Estland voert vanaf 1 juli dit jaar een hoger BTW-tarief in. Op dit moment geldt nog een BTW-tarief (käibemaks) van 22%, dat wordt 24%. Naast dit hoge BTW-tarief is er nog een laag percentage van 9%. Vooralsnog is onbekend of hier nog iets aan gaat veranderen.
Deze maatregel maakt deel uit van een pakket aan belastingwijzigingen om de staatskas aan te vullen. De defensiebelasting, zoals het plan heet, bestaat uit drie onderdelen. De BTW-verhoging is het eerste deel en gaat als eerste in. De twee andere maatregelen gaan per 1 januari 2026 in. Vanaf die datum wordt een belasting van 2% op het persoonlijk inkomen geheven. Op diezelfde dag zal ook een belasting van 2% geheven worden op vennootschapswinsten. De inkomsten die hiermee gegenereerd worden, zullen worden besteed aan de veiligheid van Estland.
Over de uitvoering van de plannen is ondertussen discussie ontstaan. Aanvankelijk zou het hogere BTW-tarief gelden tot eind 2028, maar de regering heeft laten doorschemeren dat Esten er rekening mee moeten houden dat het veel langer verhoogd zal blijven. Dat heeft te maken met het feit dat Estland ook na 2028 meer in de defensie zal moeten investeren. De Estse premier Kristen Michal, wil daarom geen einddatum meer in de wet opnemen.
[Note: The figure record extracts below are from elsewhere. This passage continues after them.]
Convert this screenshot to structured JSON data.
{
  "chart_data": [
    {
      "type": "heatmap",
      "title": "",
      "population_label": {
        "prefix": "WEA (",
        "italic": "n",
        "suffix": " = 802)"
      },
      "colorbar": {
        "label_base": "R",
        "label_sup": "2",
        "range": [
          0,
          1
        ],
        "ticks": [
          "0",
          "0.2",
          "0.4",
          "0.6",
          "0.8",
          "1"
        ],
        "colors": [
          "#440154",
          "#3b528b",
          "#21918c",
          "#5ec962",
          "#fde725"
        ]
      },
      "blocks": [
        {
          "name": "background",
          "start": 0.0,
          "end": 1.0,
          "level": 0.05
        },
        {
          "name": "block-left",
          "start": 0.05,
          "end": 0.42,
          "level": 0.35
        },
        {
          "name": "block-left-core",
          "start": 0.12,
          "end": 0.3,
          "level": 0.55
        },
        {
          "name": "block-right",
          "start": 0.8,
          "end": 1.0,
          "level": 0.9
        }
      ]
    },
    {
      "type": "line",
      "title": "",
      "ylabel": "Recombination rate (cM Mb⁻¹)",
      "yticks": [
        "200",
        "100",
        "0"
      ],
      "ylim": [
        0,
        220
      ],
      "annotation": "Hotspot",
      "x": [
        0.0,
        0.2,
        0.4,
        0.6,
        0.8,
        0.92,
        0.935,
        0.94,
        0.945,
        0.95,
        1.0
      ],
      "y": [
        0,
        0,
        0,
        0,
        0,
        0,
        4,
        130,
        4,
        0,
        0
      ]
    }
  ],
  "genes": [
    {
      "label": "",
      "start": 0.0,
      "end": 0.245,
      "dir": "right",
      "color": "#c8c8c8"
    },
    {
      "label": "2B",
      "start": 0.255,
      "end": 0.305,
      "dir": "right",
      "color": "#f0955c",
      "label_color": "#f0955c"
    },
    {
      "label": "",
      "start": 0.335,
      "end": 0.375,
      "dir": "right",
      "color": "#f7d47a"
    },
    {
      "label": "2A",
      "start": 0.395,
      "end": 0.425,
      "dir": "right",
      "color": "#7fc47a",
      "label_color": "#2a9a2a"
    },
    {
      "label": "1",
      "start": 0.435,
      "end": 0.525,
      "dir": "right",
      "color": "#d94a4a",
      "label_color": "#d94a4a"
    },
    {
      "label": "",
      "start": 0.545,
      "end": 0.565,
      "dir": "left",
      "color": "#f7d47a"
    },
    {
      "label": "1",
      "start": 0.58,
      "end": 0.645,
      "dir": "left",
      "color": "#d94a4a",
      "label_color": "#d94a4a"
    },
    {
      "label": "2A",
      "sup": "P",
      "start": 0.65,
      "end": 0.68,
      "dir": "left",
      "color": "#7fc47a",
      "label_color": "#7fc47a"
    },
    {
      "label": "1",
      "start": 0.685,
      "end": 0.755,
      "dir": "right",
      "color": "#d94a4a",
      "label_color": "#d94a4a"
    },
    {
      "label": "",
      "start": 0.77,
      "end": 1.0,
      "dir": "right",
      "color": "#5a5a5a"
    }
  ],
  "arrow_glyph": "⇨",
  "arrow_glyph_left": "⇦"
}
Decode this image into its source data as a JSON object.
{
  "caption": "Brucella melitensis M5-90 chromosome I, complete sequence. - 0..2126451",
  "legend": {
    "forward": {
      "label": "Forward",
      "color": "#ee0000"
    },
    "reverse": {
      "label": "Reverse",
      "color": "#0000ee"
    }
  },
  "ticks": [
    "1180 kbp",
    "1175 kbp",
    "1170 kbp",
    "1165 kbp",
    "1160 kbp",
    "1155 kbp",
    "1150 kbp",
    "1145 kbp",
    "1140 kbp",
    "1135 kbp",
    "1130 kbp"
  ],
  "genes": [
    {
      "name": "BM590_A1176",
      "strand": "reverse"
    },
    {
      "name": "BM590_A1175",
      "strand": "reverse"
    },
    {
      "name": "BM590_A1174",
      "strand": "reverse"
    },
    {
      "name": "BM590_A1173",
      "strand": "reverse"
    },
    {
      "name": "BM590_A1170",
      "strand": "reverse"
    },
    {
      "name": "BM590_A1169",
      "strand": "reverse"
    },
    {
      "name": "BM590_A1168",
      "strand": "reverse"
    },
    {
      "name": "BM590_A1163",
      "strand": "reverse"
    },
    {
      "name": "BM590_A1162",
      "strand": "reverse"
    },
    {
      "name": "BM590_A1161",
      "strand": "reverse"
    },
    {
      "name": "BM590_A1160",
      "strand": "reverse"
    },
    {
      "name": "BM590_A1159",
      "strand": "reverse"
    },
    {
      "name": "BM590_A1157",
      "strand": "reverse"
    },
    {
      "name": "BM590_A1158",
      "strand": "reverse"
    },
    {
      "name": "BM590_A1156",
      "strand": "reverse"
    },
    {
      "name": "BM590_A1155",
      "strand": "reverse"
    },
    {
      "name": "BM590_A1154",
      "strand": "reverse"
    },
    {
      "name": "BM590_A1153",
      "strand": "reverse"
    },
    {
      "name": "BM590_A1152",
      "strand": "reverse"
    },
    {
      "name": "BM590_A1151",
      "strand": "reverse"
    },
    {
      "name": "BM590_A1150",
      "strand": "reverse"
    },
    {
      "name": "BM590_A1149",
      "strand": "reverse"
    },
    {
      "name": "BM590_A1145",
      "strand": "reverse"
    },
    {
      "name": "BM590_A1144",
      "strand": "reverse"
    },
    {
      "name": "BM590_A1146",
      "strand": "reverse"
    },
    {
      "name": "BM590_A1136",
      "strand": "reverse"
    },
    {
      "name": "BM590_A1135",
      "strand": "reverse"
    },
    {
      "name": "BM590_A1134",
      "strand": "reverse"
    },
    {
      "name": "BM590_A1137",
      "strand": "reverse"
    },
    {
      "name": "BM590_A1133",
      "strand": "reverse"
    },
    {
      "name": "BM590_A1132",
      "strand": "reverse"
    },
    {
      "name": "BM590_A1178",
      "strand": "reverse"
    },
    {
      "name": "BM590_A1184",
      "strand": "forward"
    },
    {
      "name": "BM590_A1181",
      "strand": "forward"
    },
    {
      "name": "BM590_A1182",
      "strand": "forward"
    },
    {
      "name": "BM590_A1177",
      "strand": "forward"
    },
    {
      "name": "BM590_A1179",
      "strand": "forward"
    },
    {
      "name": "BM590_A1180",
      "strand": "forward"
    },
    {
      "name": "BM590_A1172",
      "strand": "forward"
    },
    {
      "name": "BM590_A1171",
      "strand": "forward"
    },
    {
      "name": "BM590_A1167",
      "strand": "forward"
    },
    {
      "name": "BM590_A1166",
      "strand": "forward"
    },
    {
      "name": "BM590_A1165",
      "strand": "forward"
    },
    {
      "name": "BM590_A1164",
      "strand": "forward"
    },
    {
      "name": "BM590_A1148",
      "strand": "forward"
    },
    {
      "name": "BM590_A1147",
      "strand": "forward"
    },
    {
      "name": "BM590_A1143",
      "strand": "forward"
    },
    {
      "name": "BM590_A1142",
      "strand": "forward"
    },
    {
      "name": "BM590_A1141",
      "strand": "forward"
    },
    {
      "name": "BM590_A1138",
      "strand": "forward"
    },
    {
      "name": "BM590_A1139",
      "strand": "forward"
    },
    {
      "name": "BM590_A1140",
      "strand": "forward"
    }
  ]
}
Met deze BTW-verhoging behoort Estland tot de top 5 van EU-landen met het hoogste BTW-tarief. Het deelt de vierde plaats met Griekenland. Op de derde plaats staan Denemarken, Kroatië en Zweden (25%). Op de tweede plaats staat Finland met een BTW-tarief van 25,5%. Hongarije heeft binnen de Europese Unie het hoogste tarief, namelijk 27%.